OK, back to snakes and trains. Those are the two headlines my publisher came up with for this past week’s Moundville Times, and I love them. Is it sensationalized news? I don’t think so.

Our job is to get people in our area talking about the issues. If the flooding brings snakes, and people are concerned about snakes, then they’ll be concerned about flooding and what it takes to fix the problem. They’ll stay around to read about the rest of the city council meeting, too.  Attention-grabbers are good things for the bottom line of a newspaper, no doubt, but they also help us spread the good or not-so-good news in a community.

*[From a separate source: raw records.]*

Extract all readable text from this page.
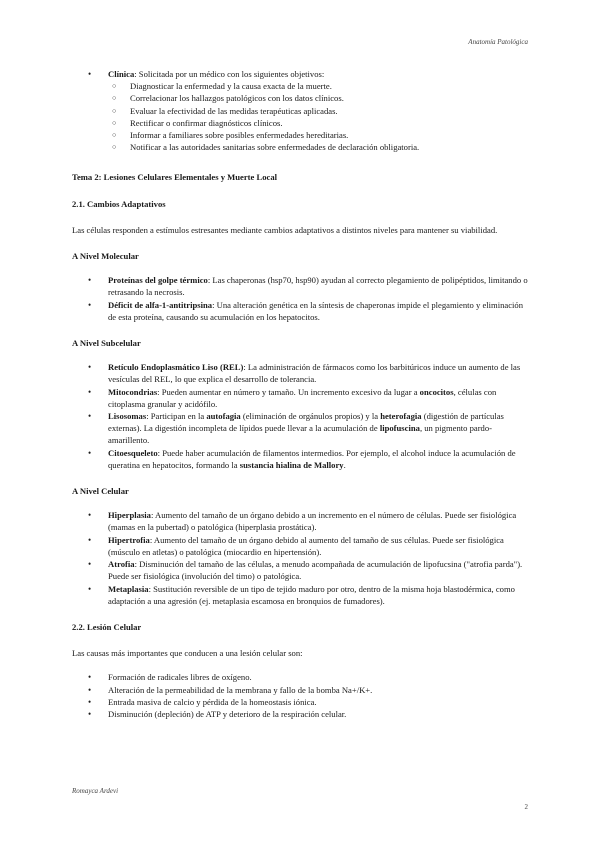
Anatomía Patológica
• Clínica: Solicitada por un médico con los siguientes objetivos:
○ Diagnosticar la enfermedad y la causa exacta de la muerte.
○ Correlacionar los hallazgos patológicos con los datos clínicos.
○ Evaluar la efectividad de las medidas terapéuticas aplicadas.
○ Rectificar o confirmar diagnósticos clínicos.
○ Informar a familiares sobre posibles enfermedades hereditarias.
○ Notificar a las autoridades sanitarias sobre enfermedades de declaración obligatoria.

Tema 2: Lesiones Celulares Elementales y Muerte Local

2.1. Cambios Adaptativos

Las células responden a estímulos estresantes mediante cambios adaptativos a distintos niveles para mantener su viabilidad.

A Nivel Molecular

• Proteínas del golpe térmico: Las chaperonas (hsp70, hsp90) ayudan al correcto plegamiento de polipéptidos, limitando o retrasando la necrosis.
• Déficit de alfa-1-antitripsina: Una alteración genética en la síntesis de chaperonas impide el plegamiento y eliminación de esta proteína, causando su acumulación en los hepatocitos.

A Nivel Subcelular

• Retículo Endoplasmático Liso (REL): La administración de fármacos como los barbitúricos induce un aumento de las vesículas del REL, lo que explica el desarrollo de tolerancia.
• Mitocondrias: Pueden aumentar en número y tamaño. Un incremento excesivo da lugar a oncocitos, células con citoplasma granular y acidófilo.
• Lisosomas: Participan en la autofagia (eliminación de orgánulos propios) y la heterofagia (digestión de partículas externas). La digestión incompleta de lípidos puede llevar a la acumulación de lipofuscina, un pigmento pardo-amarillento.
• Citoesqueleto: Puede haber acumulación de filamentos intermedios. Por ejemplo, el alcohol induce la acumulación de queratina en hepatocitos, formando la sustancia hialina de Mallory.

A Nivel Celular

• Hiperplasia: Aumento del tamaño de un órgano debido a un incremento en el número de células. Puede ser fisiológica (mamas en la pubertad) o patológica (hiperplasia prostática).
• Hipertrofia: Aumento del tamaño de un órgano debido al aumento del tamaño de sus células. Puede ser fisiológica (músculo en atletas) o patológica (miocardio en hipertensión).
• Atrofia: Disminución del tamaño de las células, a menudo acompañada de acumulación de lipofucsina ("atrofia parda"). Puede ser fisiológica (involución del timo) o patológica.
• Metaplasia: Sustitución reversible de un tipo de tejido maduro por otro, dentro de la misma hoja blastodérmica, como adaptación a una agresión (ej. metaplasia escamosa en bronquios de fumadores).

2.2. Lesión Celular

Las causas más importantes que conducen a una lesión celular son:

• Formación de radicales libres de oxígeno.
• Alteración de la permeabilidad de la membrana y fallo de la bomba Na+/K+.
• Entrada masiva de calcio y pérdida de la homeostasis iónica.
• Disminución (depleción) de ATP y deterioro de la respiración celular.
Romayca Ardevi
2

Part of the charm of a community, weekly newspaper is the ability to have a little fun with the news, but we have to remember to be respectful of people. Stories about deadly situations or circumstances are not the place for bad puns or clever headlines. “10 Dead Near Kellogg’s Factory; ‘Cereal Killer’ Feared” is great for a cheap laugh but not much else.

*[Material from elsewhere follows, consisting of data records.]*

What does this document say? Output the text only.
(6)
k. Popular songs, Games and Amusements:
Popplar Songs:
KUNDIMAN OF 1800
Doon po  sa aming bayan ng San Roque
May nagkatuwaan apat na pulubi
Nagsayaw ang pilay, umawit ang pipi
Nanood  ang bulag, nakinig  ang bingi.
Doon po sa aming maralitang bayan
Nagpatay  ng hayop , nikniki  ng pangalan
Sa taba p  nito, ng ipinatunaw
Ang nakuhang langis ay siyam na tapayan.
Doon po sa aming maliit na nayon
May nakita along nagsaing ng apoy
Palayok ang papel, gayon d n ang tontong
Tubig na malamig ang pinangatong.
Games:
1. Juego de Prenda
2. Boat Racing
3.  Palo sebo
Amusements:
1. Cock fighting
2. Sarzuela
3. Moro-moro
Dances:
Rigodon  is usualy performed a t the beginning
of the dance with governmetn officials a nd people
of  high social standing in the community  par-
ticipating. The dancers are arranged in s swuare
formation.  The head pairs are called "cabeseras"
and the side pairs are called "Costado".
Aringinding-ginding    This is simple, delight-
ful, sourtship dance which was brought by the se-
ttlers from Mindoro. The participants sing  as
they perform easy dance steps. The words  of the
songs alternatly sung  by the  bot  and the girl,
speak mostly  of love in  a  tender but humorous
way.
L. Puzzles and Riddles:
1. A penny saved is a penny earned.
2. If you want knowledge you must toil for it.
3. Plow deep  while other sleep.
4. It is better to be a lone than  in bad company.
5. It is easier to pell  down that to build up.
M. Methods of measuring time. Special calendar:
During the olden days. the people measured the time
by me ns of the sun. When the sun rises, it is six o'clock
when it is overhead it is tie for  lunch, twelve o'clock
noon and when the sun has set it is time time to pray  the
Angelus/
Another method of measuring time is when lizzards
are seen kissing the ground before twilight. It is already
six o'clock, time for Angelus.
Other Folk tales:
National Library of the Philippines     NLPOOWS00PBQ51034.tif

So, if being too clever is a danger, what if you can’t seem to produce anything? What if you stare at your notes and your screen and nothing happens? It’s an impotent, stupid feeling.  Writer’s block is a horrible feeling. Part of it comes from fear. What if I say something stupid? What if I misunderstood what happened? What if someone think I’m a horrible writer? What if someone complains? And, part of writer’s block comes from writers taking themselves too seriously. I figure somewhere around 10,000 people pick up our newspapers every week. Is what I’m producing good enough? Shouldn’t it be better? Why can’t I be perfect?

I finally got over the worst of my writer’s block by realizing what I write doesn’t have to be perfect. It’s ok to screw up a word or a grammar rule on occasion. It’s fine if I don’t have perfect parallel structure or if I let my participle dangle from time to time. Haha. Ha. Snicker. 

While I take my job seriously in that I really feel a heavy burden to accurately record the area’s history and to tell stories well and impartially, copies of the newspaper are recycled in gardens and used as puppy pads and bird cage liners. That’s humbling.

So, write. Lose your fear of expressing yourself. Just write.